I was scheduled for the "celebrity race," the last race of the day. My fellow celebrities included Chittenden County State's Attorney T.J. Donovan, Burlington Police Chief Mike Schirling, Burlington Free Press "senior client strategist" Kathy Soulia, WPTZ meteorologist Jim Moore, WCAX meteorologist Sharon Meyer and some other meteorologists who were not Tom Messner.
I have to confess, when I saw my celebrity competition, I was a little disappointed. I thought I'd be in the company of people like Ben & Jerry, Jake Burton Carpenter or the demi-deity who goes by the name of Trey. No offense to my competitors, but none of us is really a celebrity, despite my assertion to the contrary in the first paragraph. Ain't nobody be wantin' our autographs, that's for sure. At least put me in a race with WCAX's Jack Thurston or Kristen Carlson or someone with some name recognition and equally immovable hair.

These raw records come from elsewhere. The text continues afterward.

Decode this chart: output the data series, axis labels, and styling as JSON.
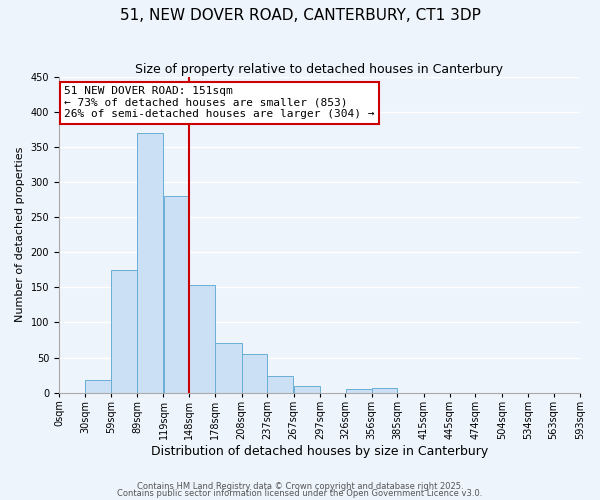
{
  "title": "51, NEW DOVER ROAD, CANTERBURY, CT1 3DP",
  "subtitle": "Size of property relative to detached houses in Canterbury",
  "xlabel": "Distribution of detached houses by size in Canterbury",
  "ylabel": "Number of detached properties",
  "bar_color": "#cce0f5",
  "bar_edge_color": "#6aaed6",
  "background_color": "#eef4fc",
  "bin_edges": [
    0,
    30,
    59,
    89,
    119,
    148,
    178,
    208,
    237,
    267,
    297,
    326,
    356,
    385,
    415,
    445,
    474,
    504,
    534,
    563,
    593
  ],
  "bin_labels": [
    "0sqm",
    "30sqm",
    "59sqm",
    "89sqm",
    "119sqm",
    "148sqm",
    "178sqm",
    "208sqm",
    "237sqm",
    "267sqm",
    "297sqm",
    "326sqm",
    "356sqm",
    "385sqm",
    "415sqm",
    "445sqm",
    "474sqm",
    "504sqm",
    "534sqm",
    "563sqm",
    "593sqm"
  ],
  "counts": [
    0,
    18,
    175,
    370,
    280,
    153,
    71,
    55,
    23,
    9,
    0,
    5,
    6,
    0,
    0,
    0,
    0,
    0,
    0,
    0
  ],
  "vline_x": 148,
  "vline_color": "#cc0000",
  "ylim": [
    0,
    450
  ],
  "yticks": [
    0,
    50,
    100,
    150,
    200,
    250,
    300,
    350,
    400,
    450
  ],
  "annotation_title": "51 NEW DOVER ROAD: 151sqm",
  "annotation_line1": "← 73% of detached houses are smaller (853)",
  "annotation_line2": "26% of semi-detached houses are larger (304) →",
  "footer1": "Contains HM Land Registry data © Crown copyright and database right 2025.",
  "footer2": "Contains public sector information licensed under the Open Government Licence v3.0.",
  "grid_color": "#ffffff",
  "title_fontsize": 11,
  "subtitle_fontsize": 9,
  "xlabel_fontsize": 9,
  "ylabel_fontsize": 8,
  "annotation_fontsize": 8,
  "tick_fontsize": 7,
  "footer_fontsize": 6
}
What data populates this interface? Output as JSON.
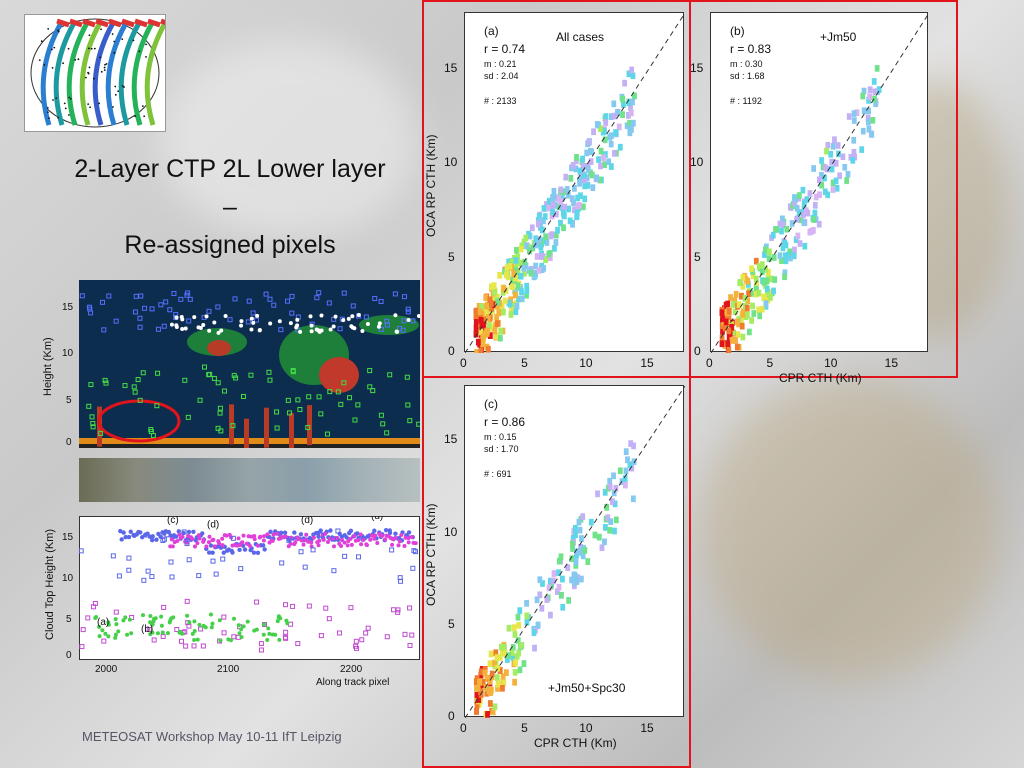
{
  "slide": {
    "title_line1": "2-Layer CTP 2L Lower layer",
    "title_line2": "–",
    "title_line3": "Re-assigned pixels",
    "footer": "METEOSAT Workshop May 10-11 IfT Leipzig"
  },
  "curtain": {
    "ylabel": "Height (Km)",
    "yticks": [
      "15",
      "10",
      "5",
      "0"
    ]
  },
  "lower_plot": {
    "ylabel": "Cloud Top Height (Km)",
    "xlabel": "Along track pixel",
    "yticks": [
      "15",
      "10",
      "5",
      "0"
    ],
    "xticks": [
      "2000",
      "2100",
      "2200"
    ],
    "annotations": [
      "(a)",
      "(b)",
      "(c)",
      "(d)",
      "(d)",
      "(d)"
    ]
  },
  "chart_data": [
    {
      "type": "heatmap",
      "panel": "(a)",
      "subtitle": "All cases",
      "r": "r = 0.74",
      "m_label": "m :",
      "m": "0.21",
      "sd_label": "sd :",
      "sd": "2.04",
      "n": "# : 2133",
      "xlabel": "",
      "ylabel": "OCA RP CTH (Km)",
      "xlim": [
        0,
        18
      ],
      "ylim": [
        0,
        18
      ],
      "xticks": [
        "0",
        "5",
        "10",
        "15"
      ],
      "yticks": [
        "0",
        "5",
        "10",
        "15"
      ]
    },
    {
      "type": "heatmap",
      "panel": "(b)",
      "subtitle": "+Jm50",
      "r": "r = 0.83",
      "m_label": "m :",
      "m": "0.30",
      "sd_label": "sd :",
      "sd": "1.68",
      "n": "# : 1192",
      "xlabel": "CPR CTH (Km)",
      "ylabel": "",
      "xlim": [
        0,
        18
      ],
      "ylim": [
        0,
        18
      ],
      "xticks": [
        "0",
        "5",
        "10",
        "15"
      ],
      "yticks": [
        "0",
        "5",
        "10",
        "15"
      ]
    },
    {
      "type": "heatmap",
      "panel": "(c)",
      "subtitle": "+Jm50+Spc30",
      "r": "r = 0.86",
      "m_label": "m :",
      "m": "0.15",
      "sd_label": "sd :",
      "sd": "1.70",
      "n": "# : 691",
      "xlabel": "CPR CTH (Km)",
      "ylabel": "OCA RP CTH (Km)",
      "xlim": [
        0,
        18
      ],
      "ylim": [
        0,
        18
      ],
      "xticks": [
        "0",
        "5",
        "10",
        "15"
      ],
      "yticks": [
        "0",
        "5",
        "10",
        "15"
      ]
    }
  ]
}
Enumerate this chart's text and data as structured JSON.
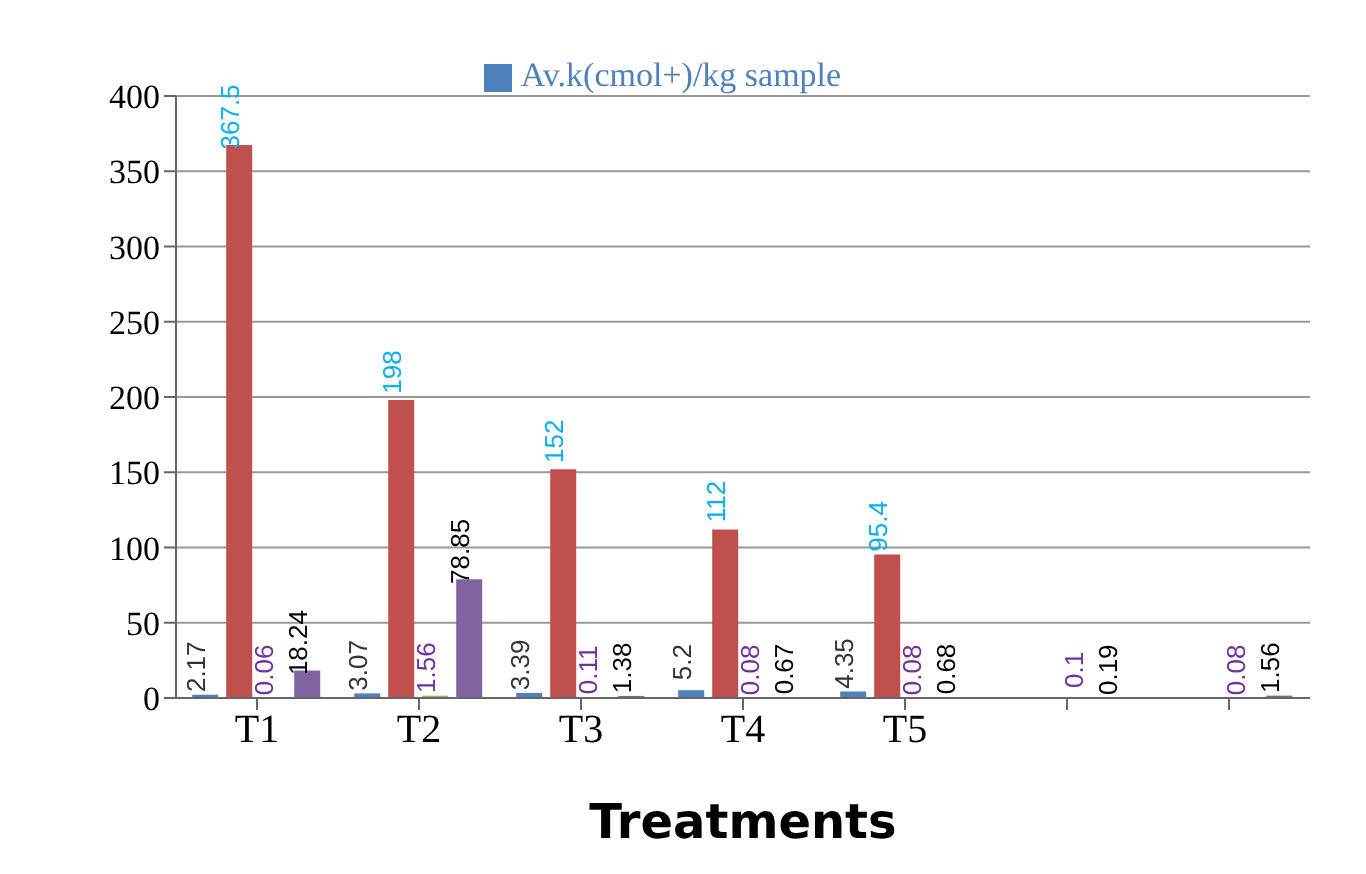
{
  "chart_data": {
    "type": "bar",
    "xlabel": "Treatments",
    "categories": [
      "T1",
      "T2",
      "T3",
      "T4",
      "T5",
      null,
      null
    ],
    "series": [
      {
        "name": "Av.k(cmol+)/kg sample",
        "color": "#4f81bd",
        "values": [
          2.17,
          3.07,
          3.39,
          5.2,
          4.35,
          null,
          null
        ]
      },
      {
        "color": "#c0504d",
        "values": [
          367.5,
          198,
          152,
          112,
          95.4,
          null,
          null
        ]
      },
      {
        "color": "#9bbb59",
        "values": [
          0.06,
          1.56,
          0.11,
          0.08,
          0.08,
          0.1,
          0.08
        ]
      },
      {
        "color": "#8064a2",
        "values": [
          18.24,
          78.85,
          1.38,
          0.67,
          0.68,
          0.19,
          1.56
        ]
      }
    ],
    "ylim": [
      0,
      400
    ],
    "yticks": [
      0,
      50,
      100,
      150,
      200,
      250,
      300,
      350,
      400
    ],
    "grid": "y",
    "legend": "top",
    "data_labels": true
  }
}
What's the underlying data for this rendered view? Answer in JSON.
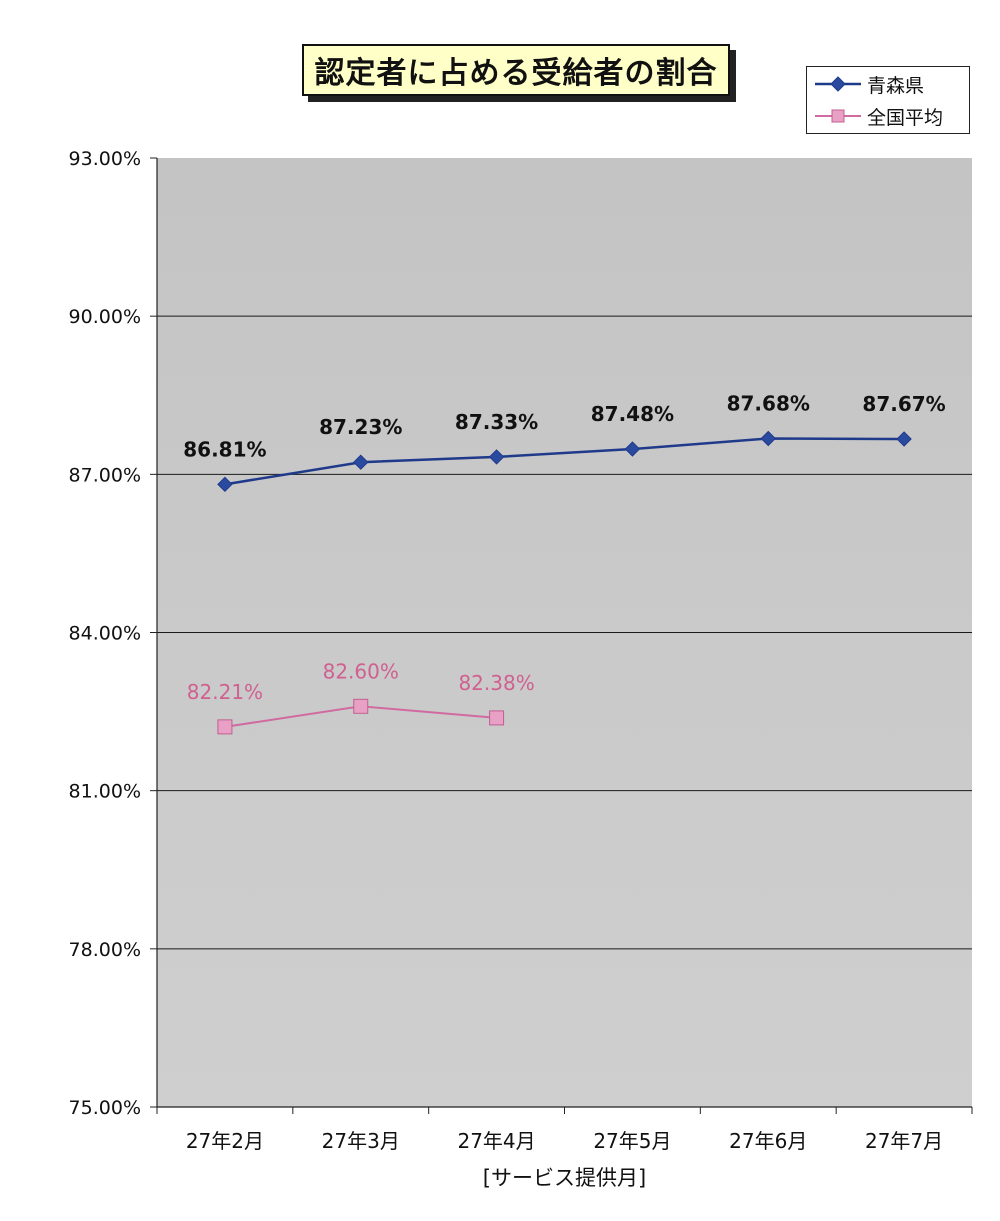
{
  "chart_data": {
    "type": "line",
    "title": "認定者に占める受給者の割合",
    "xlabel": "[サービス提供月]",
    "ylabel": "",
    "categories": [
      "27年2月",
      "27年3月",
      "27年4月",
      "27年5月",
      "27年6月",
      "27年7月"
    ],
    "ylim": [
      75.0,
      93.0
    ],
    "yticks": [
      {
        "value": 93.0,
        "label": "93.00%"
      },
      {
        "value": 90.0,
        "label": "90.00%"
      },
      {
        "value": 87.0,
        "label": "87.00%"
      },
      {
        "value": 84.0,
        "label": "84.00%"
      },
      {
        "value": 81.0,
        "label": "81.00%"
      },
      {
        "value": 78.0,
        "label": "78.00%"
      },
      {
        "value": 75.0,
        "label": "75.00%"
      }
    ],
    "grid": true,
    "legend_position": "top-right",
    "series": [
      {
        "name": "青森県",
        "color": "#1f3a8a",
        "marker": "diamond",
        "values": [
          86.81,
          87.23,
          87.33,
          87.48,
          87.68,
          87.67
        ],
        "labels": [
          "86.81%",
          "87.23%",
          "87.33%",
          "87.48%",
          "87.68%",
          "87.67%"
        ]
      },
      {
        "name": "全国平均",
        "color": "#d06aa0",
        "marker": "square",
        "values": [
          82.21,
          82.6,
          82.38,
          null,
          null,
          null
        ],
        "labels": [
          "82.21%",
          "82.60%",
          "82.38%",
          "",
          "",
          ""
        ]
      }
    ],
    "colors": {
      "plot_background": "#c8c8c8",
      "gridline": "#1a1a1a",
      "label_series1": "#111111",
      "label_series2": "#d0608f"
    }
  }
}
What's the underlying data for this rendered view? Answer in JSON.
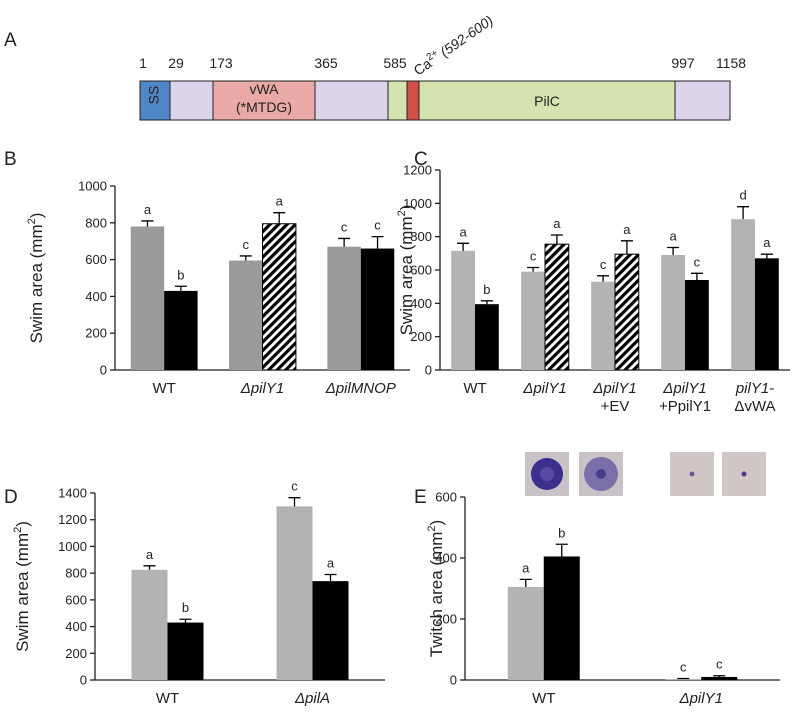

But whatever. Celebrity or not, I was going to win. I got in my pumpkin, which I was assured was a winner, and figured out my bearings. Boy, those things are tippy as all hell. The last thing I wanted was to have a 1000-pound pumpkin capsize on me, so I tried not to rock too much. Our only practice was paddling out to the end of the boat launch dock. Then it was go time.
We all begin paddling like spazzes, some with more success than others. I beached myself twice, but I was still doing better than the meteorologists, one of whom was held back a bit by her princess costume. At one point I looked up and Schirling had already rounded the buoy and was barreling towards the finish line. Dude was clearly cheating. And his costume left much to be desired. He was wearing some cop jacket and a ball cap. BO-ring.
Seriously, how did the chief of police get so damn good at rowing a giant pumpkin? I'm pretty sure he worked a deal with the grower. He agreed to knock off the dude's parking tickets in exchange for the most hydrodynamic gourd of the bunch. Also, I'm pretty sure he greased his pumpkin beforehand. He was cutting through the water like Michael flipping Phelps.
After getting passed for fourth place by some dude with a soul patch (I can barely deal with the indignity of this. I got beaten by a guy with a SOUL PATCH.), I paddled in for a respectable fifth place. My reason for this--a wicked headwind, inexperience and abdominal muscles atrophied to the point of rubber band status by years of sitting at a computer. But if there was a competition for costumes, I'd definitely give myself second place.
Rowing a pumpkin is not easy, unless you're a cop and you cheat. But I'll know that for next year. The celebrity race will be mine.
***Special thanks to the Vermont Giant Vegetable Growers Association for growing mammoth pumpkins and letting people row in them.